Let me quote from an NBC story about Avenatti’s recent trip to Iowa to address Democratic activists there. Tell me if this sounds familiar.

“Michael is very effective because he’s like a Democratic version of Trump — brash, tough, knows how to fight,” Betras told NBC News. “He’s got the microphone right now and the swagger. You either have it or you don’t. He does, and he’s effective.”…

Other Iowa Democrats appeared energized — the dinner sold more than 400 tickets in the week after Avenatti’s attendance was confirmed. With other 2020 hopefuls seemingly reluctant to draw attention to themselves at this early stage, there was an opening for a newcomer like Avenatti, and “he did a darn good job,” Black added…

“Ordinarily, a Joe Biden-type of person would’ve been my candidate, but what he said tonight was exactly what I thought before I came,” said Mary Pat Cole, who attended the dinner. “We do need a fighter and he could stand up to Trump.”

A “brash,” swaggering celebrity newbie hits the campaign trail and surprises establishmentarians by connecting with hyperpartisan party activists, entranced by his willingness to fightfightfight with the other side. The boring professional candidates all sing from the “better angels of our nature” hymnbook, but not him. He’s out there urging the faithful to indulge their fondest political wish — to wind up and kick the enemy right in the balls.

You can only go so far running on gimmicky shtick like that, right?

Avenatti knows, though, just as Trump did that you can’t run on fightfightfight alone. Trump’s core brand was “political incorrectness” but he was also the candidate of stronger borders and protectionism. There needs to be a little policy crust supporting the gooey culture-warrior filling of a candidacy. So here’s Avenatti baking the crust.

Between this, the reaction he got in Iowa, and his own overweening ego, I feel like we’re maybe two days away from him starting to sign his tweets “46.”

Most of his platform — single-payer, assault-weapons ban, abortion uber alles — is predictable Democratic dreck. A few elements, notably declining to call for the abolition of ICE, are mildly surprising. I wonder if that’s strategy or if he’s still so unlikely to run once the real candidates start announcing that he sees no downside to giving his honestly held views on the issues here. He may have concluded, correctly, that he’ll never be first choice for the sort of leftist who cares passionately about abolishing rather than reforming immigration enforcement. His target audience isn’t ideologues, after all, just as Trump’s target audience wasn’t ideologues. His target audience is television-watchers, who are apt to be a bit less radical in their politics. He’s staying on the left’s good side by calling for “Medicare for all” while positioning a bit more centrist on a culture-war hot button.

Here I pause to note that having to contemplate the nuances in the electoral strategy of Stormy Daniels’s lawyer, knowing that he really might be a player in 2020, makes me want to drink Windex.
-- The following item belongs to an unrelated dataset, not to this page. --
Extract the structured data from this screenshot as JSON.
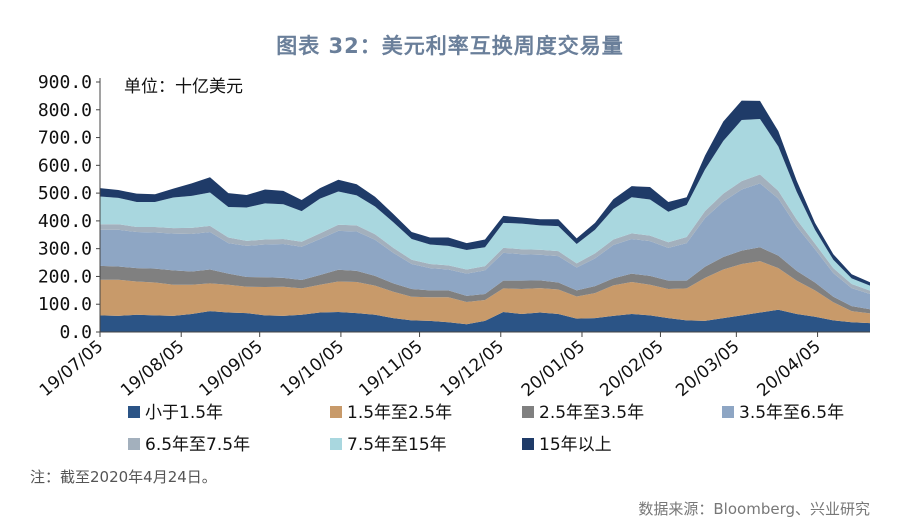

Anyway, the policy stuff is window dressing. Avenatti’s core appeal is the same as Trump’s, the guy who tells you you’re not wrong to feel the way you do about the other team and, if anything, you should dislike them more than you already do. “When they go low, I say hit back harder” can’t be beat as a summa of political attitudes in America 2018:

Avenatti, said former Rep. Steve Israel (D-N.Y.), is “tapping into a Democratic rage that Trump must be defeated and it doesn’t matter how.”

“They think the low blow beat the high ground in 2016,” Israel said, adding that Trump has created “an electorate that is angrier, nastier and more desperate.”…

“We have no other choice,” said one political strategist who has been having preliminary conversations with candidates about running for the presidency. “You can’t kill him with kindness. That doesn’t work. So you have to go the other way.”

“We have no other choice” is another good 2018 snapshot. Everyone wants to kick the enemy in the nuts, no one wants to admit that they enjoy nut-kicking.

Via the Free Beacon, here’s 46 trying to establish a little next-gen cred by calling for new Democratic leadership in Congress. The best part is when he says the party will be making a critical mistake if it nominates the person who’d make the best president. A half-joking prediction in closing: Omarosa’s going to retain this guy to defend her from the Trump campaign’s attempt to enforce its NDA with her. It seems too absurd to happen, but when you realize that both she and Avenatti for different reasons are hellbent on antagonizing Trump it makes perfect sense. What would make more sense than his least favorite White House deputy teaming up with his least favorite lawyer?